Author of Emmett Till Book to Speak at Central Library on May 2

 


Birmingham, Ala. - Join author Dr. Robert Mayer at the Central Library on May 2, 2022, as he discusses his new book, "In the Name of Emmett Till: How the Children of the Mississippi Freedom Struggle Showed Us Tomorrow"


In the Name of Emmett Till" was released on September 14, 2021, by NewSouth Books. It has received rave reviews, such as this one by Charles C. Bolton, professor of history, The University of North Carolina at Greensboro:

"In the Name of Emmett Till" vividly explains how the brutal killing in 1955 of a fourteen-year-old boy in the Mississippi Delta inspired a generation of young people to fight for Black freedom. Mayer’s narrative details how the courageous activism of scores of Mississippi youth in the decade after Till's murder played a decisive role in dismantling the state's system of racial apartheid. This book is a powerful reminder that young people are always at the forefront of positive social change. 

Dr. Mayer's talk about Emmett Till will take place a month after President Biden signed the Emmett Till Antilynching Act into law on March 29, making lynching a federal hate crime after more than a century of failed efforts in Congress to pass similar legislation.

The bill is named after Till, the Black teenager from Chicago who was abducted, tortured and shot in the head in 1955 after a white woman, Carolyn Bryant Donham, said he whistled at her and touched her in a Mississippi store. The Senate cleared the bill on March 7 by unanimous consent, indicating no opposition, after the House passed it on Feb. 28 in a 422-3 vote. 

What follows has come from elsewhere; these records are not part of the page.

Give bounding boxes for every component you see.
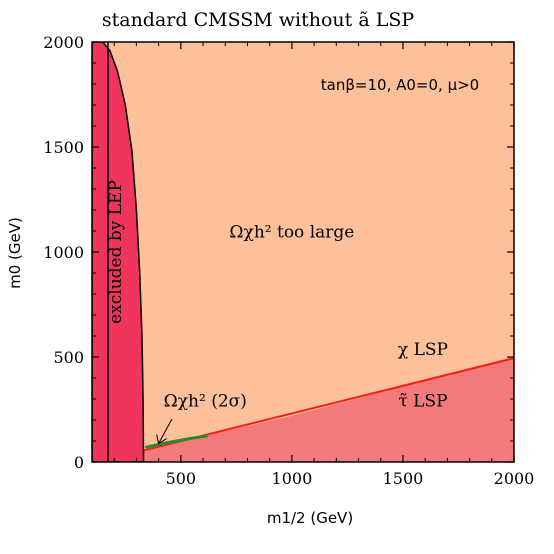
- lep-excluded-region: [92, 42, 145, 462]
- axis-ticks: 500 1000 1500 2000 0 500 1000 1500 2000: [43, 33, 534, 488]
- y-tick-label: 2000: [43, 33, 84, 52]
- chart-title: standard CMSSM without ã LSP: [102, 9, 414, 31]
- annotation-stau-lsp: τ̃ LSP: [398, 391, 447, 411]
- relic-density-band: [144, 434, 208, 449]
- y-tick-label: 500: [53, 348, 84, 367]
- y-tick-label: 1500: [43, 138, 84, 157]
- x-axis-label: m1/2 (GeV): [267, 509, 353, 527]
- y-axis-label: m0 (GeV): [6, 217, 24, 289]
- y-tick-label: 0: [74, 453, 84, 472]
- x-tick-label: 1000: [272, 469, 313, 488]
- x-tick-label: 1500: [383, 469, 424, 488]
- y-tick-label: 1000: [43, 243, 84, 262]
- parameters-label: tanβ=10, A0=0, μ>0: [321, 76, 479, 94]
- annotation-chi-lsp: χ LSP: [398, 340, 448, 360]
- annotation-excluded-by-lep: excluded by LEP: [106, 180, 126, 324]
- band-pointer-arrow: [156, 418, 173, 445]
- annotation-omega-2sigma: Ωχh² (2σ): [164, 391, 247, 411]
- annotation-omega-too-large: Ωχh² too large: [229, 222, 354, 242]
- plot-area: [92, 42, 514, 462]
- stau-lsp-region: [143, 358, 514, 462]
- x-tick-label: 2000: [494, 469, 535, 488]
- x-tick-label: 500: [166, 469, 197, 488]
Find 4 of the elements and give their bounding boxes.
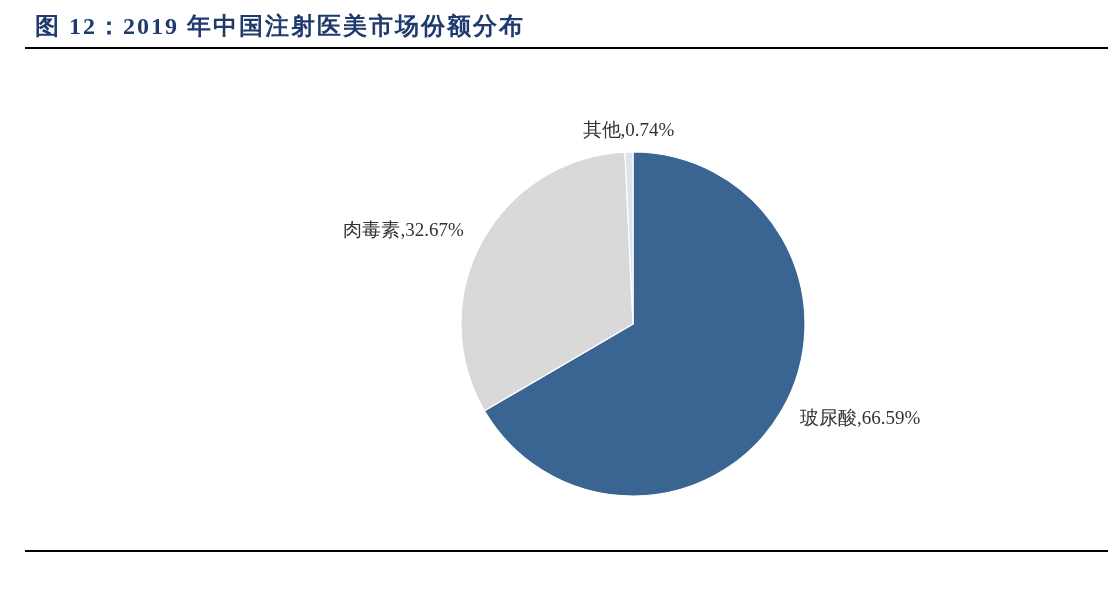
slice-label: 其他,0.74% — [582, 118, 675, 140]
slice-label: 玻尿酸,66.59% — [800, 407, 921, 429]
chart-title: 图 12：2019 年中国注射医美市场份额分布 — [35, 12, 525, 39]
slice-label: 肉毒素,32.67% — [343, 219, 464, 241]
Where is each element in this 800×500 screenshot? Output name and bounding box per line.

"Lynching was pure terror to enforce the lie that not everyone ... belongs in America, not everyone is created equal," President Biden said. "Terror, to systematically undermine hard-fought civil rights. Terror, not just in the dark of the night but in broad daylight. Innocent men, women and children hung by nooses in trees, bodies burned and drowned and castrated." 

"Their crimes? Trying to vote. Trying to go to school. Trying to own a business or preach the gospel. False accusations of murder, arson and robbery. Simply being Black," he continued. 

Robert H. Mayer is an award-winning author who wrote When the Children Marched: The Birmingham Civil Rights Movement (Enslow Publishers, Inc., 2008) and edited The Civil Rights Act of 1964 (Greenhaven Press, 2004). 

 Mayer grew up in Cincinnati, Ohio. He has lived in Pennsylvania his entire adult life, as a social studies teacher in Lewisburg and then a professor of education at Moravian College in Bethlehem. 
 Along the way, he earned an M.A. in history from Xavier University in Cincinnati and a Ph.D. in curriculum and instruction from the Pennsylvania State University in State College. 

Retiring after 41 years of teaching, Mayer now researches and writes most of the day, living in Bethlehem with his wife Jan and his cat Lucy. In truth, he does still teach a little.